Big data typically demands massive amounts of storage and computing, electricity and space to run and cool all the hardware, plus ample staffing and resources. As any organisation that works with large data clusters in production can tell you, the associated costs can multiply quickly, making efficiency paramount.
Introducing QFS 1.0
Developed at Quantcast and now released to the open source community, the Quantcast File System (QFS) is an alternative to the Hadoop Distributed File System (HDFS) for large-scale batch data processing. It is a production hardened, 100% open-source distributed file system that is fully integrated with Hadoop and delivers significantly improved performance while consuming 50% less disk space.
Why Open Source?
File systems are critical infrastructure and need to be solid. We believe the scrutiny and collaboration the open source community can provide are the best way to advance QFS, while providing a huge benefit in return to other organisations that adopt it.
We welcome your questions, comments and contributions to the QFS project and look forward to collaborating on its continued evolution. We’ll be checking our changes into github and packaging new releases periodically.
More Processing Power — Less Hardware
Compact data storage requirements means fewer hard drives to purchase and power. Faster data throughput means more power, and better results. We built QFS to deliver both.
Key Features of QFS
- Reed-Solomon (RS) error correction. Unreachable machines and dead disk drives are the rule rather than the exception on a large cluster, therefore tolerating missing data is critical.

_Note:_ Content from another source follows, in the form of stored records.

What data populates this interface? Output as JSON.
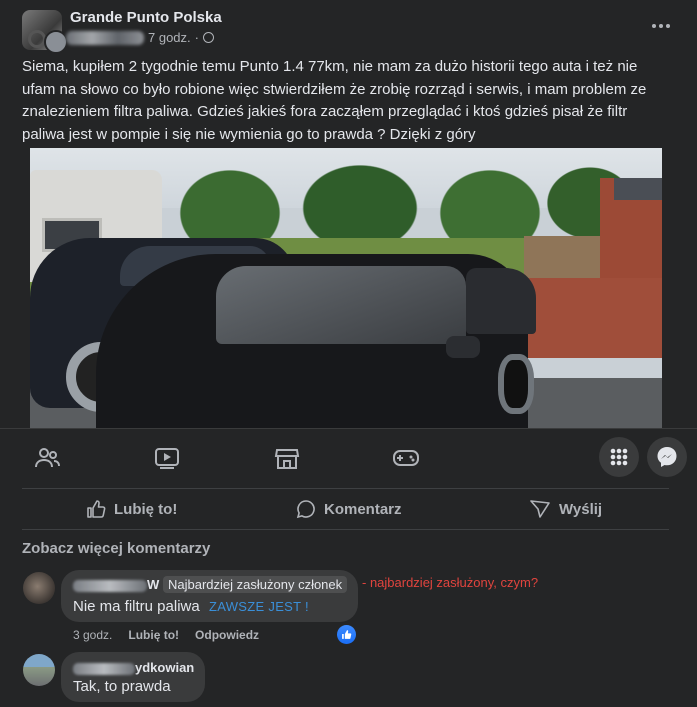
{
  "post": {
    "group_name": "Grande Punto Polska",
    "time": "7 godz.",
    "separator": "·",
    "privacy_icon": "globe-icon",
    "more_icon": "more-horizontal-icon",
    "text": "Siema, kupiłem 2 tygodnie temu Punto 1.4 77km, nie mam za dużo historii tego auta  i też nie ufam na słowo co było robione więc stwierdziłem że zrobię rozrząd i serwis, i mam problem ze znalezieniem filtra paliwa. Gdzieś jakieś fora zacząłem przeglądać i ktoś gdzieś pisał że filtr paliwa jest w pompie i się nie wymienia go to prawda ? Dzięki z góry"
  },
  "navbar": {
    "icons": [
      "friends-icon",
      "watch-video-icon",
      "marketplace-icon",
      "gaming-icon",
      "menu-grid-icon",
      "messenger-icon"
    ]
  },
  "actions": {
    "like_label": "Lubię to!",
    "comment_label": "Komentarz",
    "share_label": "Wyślij"
  },
  "comments_section": {
    "see_more": "Zobacz więcej komentarzy",
    "comments": [
      {
        "author_visible": "W",
        "badge": "Najbardziej zasłużony członek",
        "text": "Nie ma filtru paliwa",
        "annotation": "ZAWSZE JEST !",
        "time": "3 godz.",
        "like_action": "Lubię to!",
        "reply_action": "Odpowiedz",
        "reaction_icon": "like-reaction-icon"
      },
      {
        "author_visible": "ydkowian",
        "text": "Tak, to prawda"
      }
    ],
    "side_annotation": "- najbardziej zasłużony, czym?"
  },
  "colors": {
    "background": "#242526",
    "text_primary": "#e4e6eb",
    "text_secondary": "#b0b3b8",
    "bubble": "#3a3b3c",
    "annotation_blue": "#3a8fd8",
    "annotation_red": "#e0443e",
    "like_blue": "#1a6ef5"
  }
}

HDFS uses triple replication, which expands data 3x. QFS uses only half the disk space disk space by leveraging the same error correction technique CDs and DVDs do, providing better recovery power with only a 1.5x expansion.
- Higher write throughput. Leaner data encoding doesn’t just save disk space, it means less data to write. Since every job on QFS writes only half as much physical data, it puts half as much load on the cluster. Jobs write data faster, and more can run at the same time.
- Faster reads. A hard drive is the slowest component in a cluster, with a top read speed of about 50 MB/s. HDFS reads each data block from a single drive and therefore inherits the same speed limit. QFS reads every block from six drives in parallel making its top theoretical read speed 300 MB/s. This translates into a big speed boost for real world jobs.
- Direct I/O. The fastest way to read data from (or write data to) a drive is in large, sequential bursts. Normal file I/O APIs permit the operating system to buffer data and swap disk time between different processes, which breaks up big, efficient bursts into small, inefficient ones. QFS uses low-level APIs that give it more control to ensure that disk access stays optimal.
- Fixed memory. QFS is implemented in C++ and carefully manages its own memory within a fixed footprint. That means fast operations, with no interrupts for garbage collection. It’s also a good neighbour to other processes on the same machine, as it never asks the OS for more memory at the risk of swapping and extra disk activity. QFS’s memory management helps keep performance high and administration simple.
- Proven reliability. Reliability is critical for a file system and earned only through time and hard work in a suitably demanding environment. Quantcast’s data processing demands have grown steadily with our business. We receive over 40 terabytes daily, and our daily MapReduce processing can exceed 20 petabytes.